Gorman, who spent 20 years in prison for drug crimes, said his life experience is all the expertise he needs to get his message across.

"If you've never had a baby, and a midwife who's had five babies tells you what's going to happen, you tend to listen," he said. "But a midwife who's never had a baby, and you've had five — you know what's going to happen."

'We have to do something about this'

4 years ago
Duration 1:03
Tired of seeing patients with injuries caused by street violence, surgeon Christine Goodale and her colleagues conceived a plan to visit local schools to speak to teenagers before they became their next patients.

A way out

Another unique program run by Glasgow police is the Street & Arrow café, where plainclothes officers work alongside ex-convicts serving coffee and meals.
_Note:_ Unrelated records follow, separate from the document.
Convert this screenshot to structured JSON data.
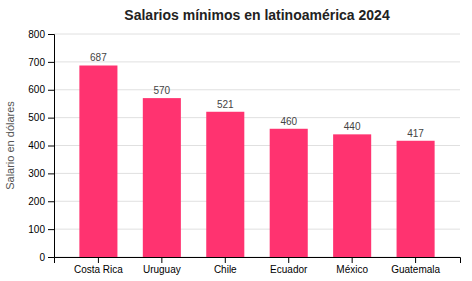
{
  "chart_data": {
    "type": "bar",
    "title": "Salarios mínimos en latinoamérica 2024",
    "categories": [
      "Costa Rica",
      "Uruguay",
      "Chile",
      "Ecuador",
      "México",
      "Guatemala"
    ],
    "values": [
      687,
      570,
      521,
      460,
      440,
      417
    ],
    "color": "#FF3370",
    "ylabel": "Salario en dólares",
    "ylim": [
      0,
      800
    ],
    "yticks": [
      0,
      100,
      200,
      300,
      400,
      500,
      600,
      700,
      800
    ],
    "grid": true,
    "data_labels": true
  }
}
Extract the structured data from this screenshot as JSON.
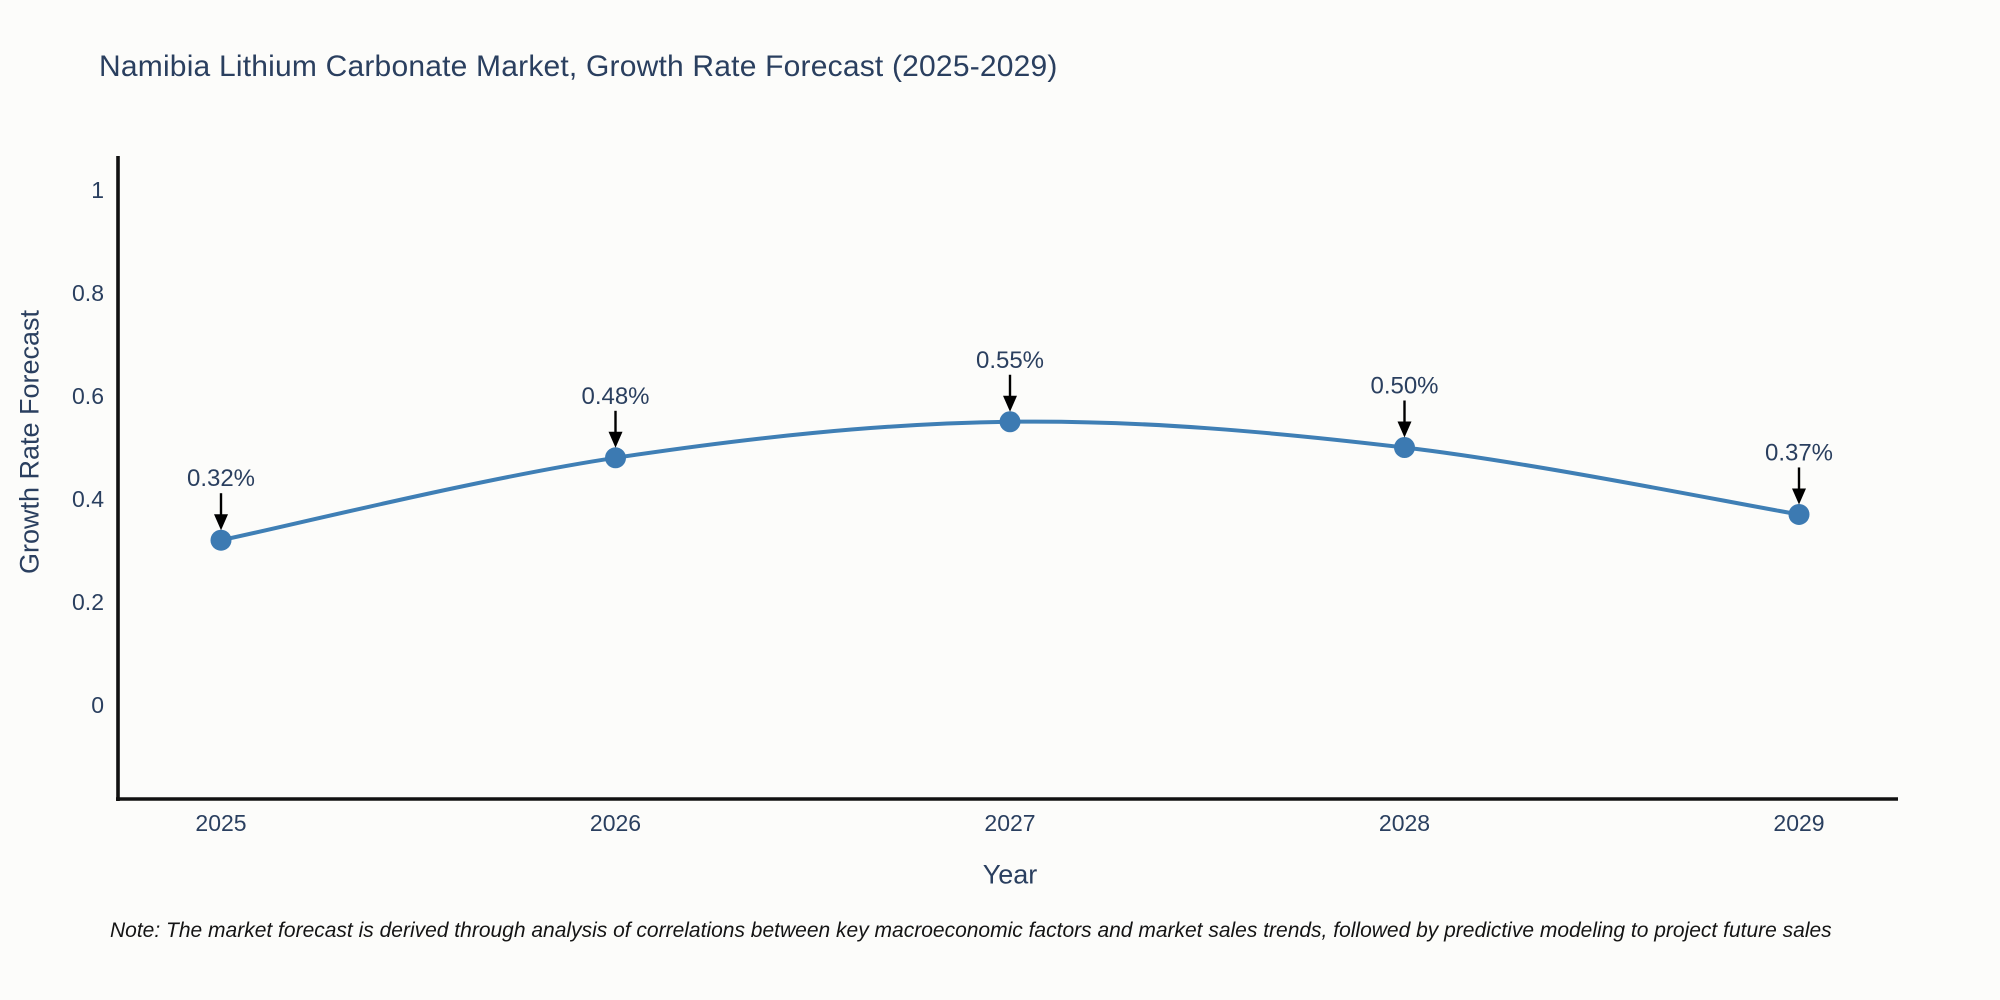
{
  "title": "Namibia Lithium Carbonate Market, Growth Rate Forecast (2025-2029)",
  "note": "Note: The market forecast is derived through analysis of correlations between key macroeconomic factors and market sales trends, followed by predictive modeling to project future sales",
  "chart_data": {
    "type": "line",
    "title": "Namibia Lithium Carbonate Market, Growth Rate Forecast (2025-2029)",
    "xlabel": "Year",
    "ylabel": "Growth Rate Forecast",
    "categories": [
      "2025",
      "2026",
      "2027",
      "2028",
      "2029"
    ],
    "series": [
      {
        "name": "Growth Rate Forecast",
        "values": [
          0.32,
          0.48,
          0.55,
          0.5,
          0.37
        ]
      }
    ],
    "annotations": [
      "0.32%",
      "0.48%",
      "0.55%",
      "0.50%",
      "0.37%"
    ],
    "yticks": [
      "1",
      "0.8",
      "0.6",
      "0.4",
      "0.2",
      "0"
    ],
    "ytick_values": [
      1,
      0.8,
      0.6,
      0.4,
      0.2,
      0
    ],
    "ylim": [
      -0.18,
      1.07
    ],
    "grid": false,
    "legend_position": "none",
    "line_shape": "spline",
    "colors": {
      "line": "#3f7fb5",
      "marker": "#3c7ab2",
      "axis": "#111111",
      "text": "#2a3f5f",
      "annotation_arrow": "#000000"
    }
  }
}
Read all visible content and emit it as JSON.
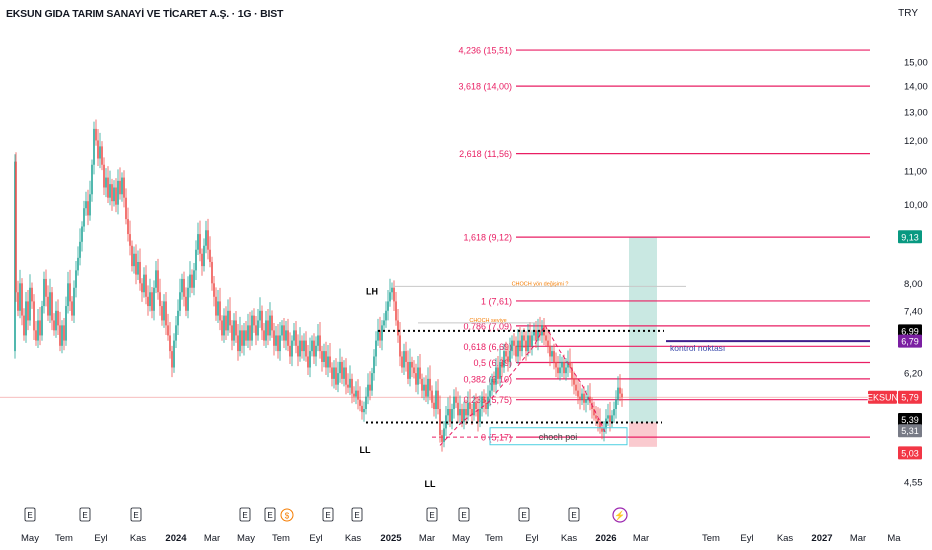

"This is like a door for me," said Reece Andrew Ireland, 24, who's worked at the restaurant for about two months. The former drug user said he'd never had a real job before.

"I was told at the start, 'You only have to change one thing, and that's everything.' And that's what I've done."

Reece Andrew Ireland, 24, has been learning the ropes at the Street & Arrow café. (Jérôme Bergeron/Radio-Canada)

Glasgow, too, has changed just about everything — a feat McCluskey said has been "as close as it gets to being magic, without being magic."

She's convinced that focusing on catching and incarcerating the criminals perpetrating the violence isn't the answer.

"That's not really worked well, has it? If that worked, America would have no crime."

"Enforcement is important sometimes, but it is not the only solution," agreed Goodall. "If you only concentrate on that, you will not have a long-term change in people's behaviour."